Thursday's recommendations were largely unsurprising. A small group of Oklahoma legislators have been eyeing the Insure Oklahoma program for weeks as an ideal starting point for a larger insurance plan. The suggestions also follow a similar proposal the Arkansas Legislature approved last month with the tentative blessing of the federal Centers for Medicare and Medicaid Services.

CMS had rejected the renewal of a waiver that sustains Insure Oklahoma earlier this year, apparently dooming it to end by January 2014. But in a letter to the Health Care Authority this week, CMS Director Cindy Mann said the rejection could change if some adjustments to Insure Oklahoma were made, such as throwing out the enrollment limit.

Because the consulting firm's broad suggestions include some of those changes, they could therefore unlock those billions of Medicaid dollars for Oklahoma to use in a politically acceptable way, help hundreds of thousands of Oklahomans get insurance and save Insure Oklahoma all at the same time — if CMS gives the go-ahead.

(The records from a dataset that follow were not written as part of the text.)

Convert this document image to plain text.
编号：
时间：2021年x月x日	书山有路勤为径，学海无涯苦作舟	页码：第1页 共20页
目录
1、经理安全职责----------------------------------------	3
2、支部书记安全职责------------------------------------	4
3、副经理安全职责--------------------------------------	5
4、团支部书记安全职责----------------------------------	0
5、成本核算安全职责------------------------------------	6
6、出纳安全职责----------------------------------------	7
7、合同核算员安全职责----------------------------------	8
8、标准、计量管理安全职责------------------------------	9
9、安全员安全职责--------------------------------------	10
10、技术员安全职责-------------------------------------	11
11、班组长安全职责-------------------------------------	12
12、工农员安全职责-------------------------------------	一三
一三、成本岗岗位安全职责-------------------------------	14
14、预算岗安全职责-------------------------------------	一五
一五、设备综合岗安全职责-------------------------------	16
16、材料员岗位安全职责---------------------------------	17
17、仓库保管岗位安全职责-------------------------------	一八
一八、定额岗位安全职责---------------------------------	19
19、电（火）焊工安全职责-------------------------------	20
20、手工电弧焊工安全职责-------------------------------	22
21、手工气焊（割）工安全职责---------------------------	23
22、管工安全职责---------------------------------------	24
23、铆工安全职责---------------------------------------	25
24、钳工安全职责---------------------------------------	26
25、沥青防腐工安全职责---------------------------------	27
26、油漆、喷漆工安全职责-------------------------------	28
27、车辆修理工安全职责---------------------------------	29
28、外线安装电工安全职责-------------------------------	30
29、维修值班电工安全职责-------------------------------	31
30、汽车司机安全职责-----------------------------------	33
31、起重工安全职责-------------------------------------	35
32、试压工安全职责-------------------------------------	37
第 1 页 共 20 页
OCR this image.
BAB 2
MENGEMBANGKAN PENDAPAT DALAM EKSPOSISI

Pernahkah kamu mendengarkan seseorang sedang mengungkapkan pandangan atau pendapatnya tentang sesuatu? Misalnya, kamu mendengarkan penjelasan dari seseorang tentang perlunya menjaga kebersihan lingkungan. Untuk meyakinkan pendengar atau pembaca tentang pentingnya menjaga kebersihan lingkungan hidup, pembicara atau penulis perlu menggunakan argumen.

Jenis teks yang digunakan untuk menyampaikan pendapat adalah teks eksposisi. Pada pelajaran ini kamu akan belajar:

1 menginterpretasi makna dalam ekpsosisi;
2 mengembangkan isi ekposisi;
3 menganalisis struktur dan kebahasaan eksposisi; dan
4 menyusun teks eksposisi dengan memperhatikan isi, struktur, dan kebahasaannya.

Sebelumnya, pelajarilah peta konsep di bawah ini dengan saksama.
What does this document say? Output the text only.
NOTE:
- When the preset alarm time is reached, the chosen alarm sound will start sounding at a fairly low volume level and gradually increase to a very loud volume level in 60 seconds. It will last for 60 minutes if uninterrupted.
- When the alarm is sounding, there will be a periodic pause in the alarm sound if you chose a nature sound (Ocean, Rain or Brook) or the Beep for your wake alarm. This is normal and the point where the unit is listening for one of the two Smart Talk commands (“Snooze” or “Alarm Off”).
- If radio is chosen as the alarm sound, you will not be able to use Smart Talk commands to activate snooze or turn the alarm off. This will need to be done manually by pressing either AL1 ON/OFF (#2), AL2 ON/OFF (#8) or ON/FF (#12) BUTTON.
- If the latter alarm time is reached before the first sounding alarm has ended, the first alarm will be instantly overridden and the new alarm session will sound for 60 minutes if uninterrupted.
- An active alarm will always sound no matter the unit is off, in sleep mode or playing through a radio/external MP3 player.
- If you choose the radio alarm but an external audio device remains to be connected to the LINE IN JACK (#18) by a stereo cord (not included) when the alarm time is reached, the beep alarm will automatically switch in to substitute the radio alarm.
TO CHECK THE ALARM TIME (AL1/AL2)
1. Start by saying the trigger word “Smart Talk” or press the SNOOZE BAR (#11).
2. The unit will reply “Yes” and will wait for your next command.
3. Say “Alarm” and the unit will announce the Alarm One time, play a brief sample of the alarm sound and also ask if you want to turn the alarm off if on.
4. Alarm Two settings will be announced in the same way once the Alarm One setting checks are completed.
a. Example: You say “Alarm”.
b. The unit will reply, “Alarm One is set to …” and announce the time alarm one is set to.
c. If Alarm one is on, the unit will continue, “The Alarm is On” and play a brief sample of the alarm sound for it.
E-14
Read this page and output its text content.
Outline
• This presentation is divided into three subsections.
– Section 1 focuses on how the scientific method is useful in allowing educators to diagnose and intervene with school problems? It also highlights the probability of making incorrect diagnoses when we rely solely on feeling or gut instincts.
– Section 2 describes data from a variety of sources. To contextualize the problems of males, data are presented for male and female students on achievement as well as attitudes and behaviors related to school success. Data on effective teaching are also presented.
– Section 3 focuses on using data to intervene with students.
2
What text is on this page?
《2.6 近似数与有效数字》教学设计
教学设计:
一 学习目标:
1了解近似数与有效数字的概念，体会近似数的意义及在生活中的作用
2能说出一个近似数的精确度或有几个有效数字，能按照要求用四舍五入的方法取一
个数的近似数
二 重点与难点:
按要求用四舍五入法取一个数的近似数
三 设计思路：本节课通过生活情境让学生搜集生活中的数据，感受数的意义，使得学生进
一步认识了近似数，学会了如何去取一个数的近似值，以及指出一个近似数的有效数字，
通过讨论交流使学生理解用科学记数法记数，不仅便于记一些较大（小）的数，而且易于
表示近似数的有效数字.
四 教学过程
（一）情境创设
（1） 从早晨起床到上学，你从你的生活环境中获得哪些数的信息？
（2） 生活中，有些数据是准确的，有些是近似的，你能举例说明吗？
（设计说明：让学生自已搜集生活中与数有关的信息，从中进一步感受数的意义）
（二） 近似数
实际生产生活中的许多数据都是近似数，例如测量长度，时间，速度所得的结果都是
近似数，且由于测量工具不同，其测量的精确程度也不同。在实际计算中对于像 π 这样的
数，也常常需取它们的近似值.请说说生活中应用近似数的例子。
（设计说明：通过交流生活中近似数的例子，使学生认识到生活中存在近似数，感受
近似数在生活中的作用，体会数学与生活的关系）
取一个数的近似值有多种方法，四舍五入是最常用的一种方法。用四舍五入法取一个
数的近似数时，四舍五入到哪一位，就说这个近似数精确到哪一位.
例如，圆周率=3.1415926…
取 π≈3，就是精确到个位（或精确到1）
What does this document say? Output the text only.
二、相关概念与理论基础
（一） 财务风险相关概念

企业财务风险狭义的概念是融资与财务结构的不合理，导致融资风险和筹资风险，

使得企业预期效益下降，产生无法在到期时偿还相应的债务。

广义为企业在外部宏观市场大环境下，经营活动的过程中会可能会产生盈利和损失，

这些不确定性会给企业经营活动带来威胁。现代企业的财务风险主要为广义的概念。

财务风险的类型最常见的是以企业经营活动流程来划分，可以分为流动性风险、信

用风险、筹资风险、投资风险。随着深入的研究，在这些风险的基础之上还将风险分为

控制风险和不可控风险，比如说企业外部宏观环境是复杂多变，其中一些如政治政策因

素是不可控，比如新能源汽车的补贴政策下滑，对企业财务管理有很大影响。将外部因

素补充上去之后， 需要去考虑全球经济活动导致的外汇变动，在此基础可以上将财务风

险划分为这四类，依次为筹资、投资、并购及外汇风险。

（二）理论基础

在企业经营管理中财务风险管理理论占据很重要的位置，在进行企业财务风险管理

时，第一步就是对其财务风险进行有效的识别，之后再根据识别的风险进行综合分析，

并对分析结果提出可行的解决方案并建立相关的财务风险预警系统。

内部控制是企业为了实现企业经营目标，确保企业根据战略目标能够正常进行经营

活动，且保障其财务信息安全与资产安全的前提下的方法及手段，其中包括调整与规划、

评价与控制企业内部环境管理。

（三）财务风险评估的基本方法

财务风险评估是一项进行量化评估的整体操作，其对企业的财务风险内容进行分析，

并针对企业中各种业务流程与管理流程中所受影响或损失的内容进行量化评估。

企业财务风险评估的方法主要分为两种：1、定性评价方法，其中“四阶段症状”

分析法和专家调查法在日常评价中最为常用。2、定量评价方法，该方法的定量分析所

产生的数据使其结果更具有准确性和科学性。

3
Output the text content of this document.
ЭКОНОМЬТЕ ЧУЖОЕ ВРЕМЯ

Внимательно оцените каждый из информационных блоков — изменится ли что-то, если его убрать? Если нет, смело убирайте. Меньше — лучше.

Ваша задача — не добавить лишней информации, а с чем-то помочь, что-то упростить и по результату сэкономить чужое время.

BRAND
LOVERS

"If we made alterations, I think they would, and I think they expressed that in the letter," Health Care Authority Deputy CEO Cindy Roberts told reporters after Thursday's meeting. A CMS spokeswoman declined to comment on the plan because it wasn't yet specific enough.

Fallin and other Republicans, meanwhile, have blamed the federal government for squashing an Oklahoma program that works and haven't yet given their support to any proposal to change it. The bill's sponsors told The Associated Press on Wednesday they have little hope the plan will advance this year.

"It's up to the state now" to make the necessary changes, Roberts said. "Are we willing to?"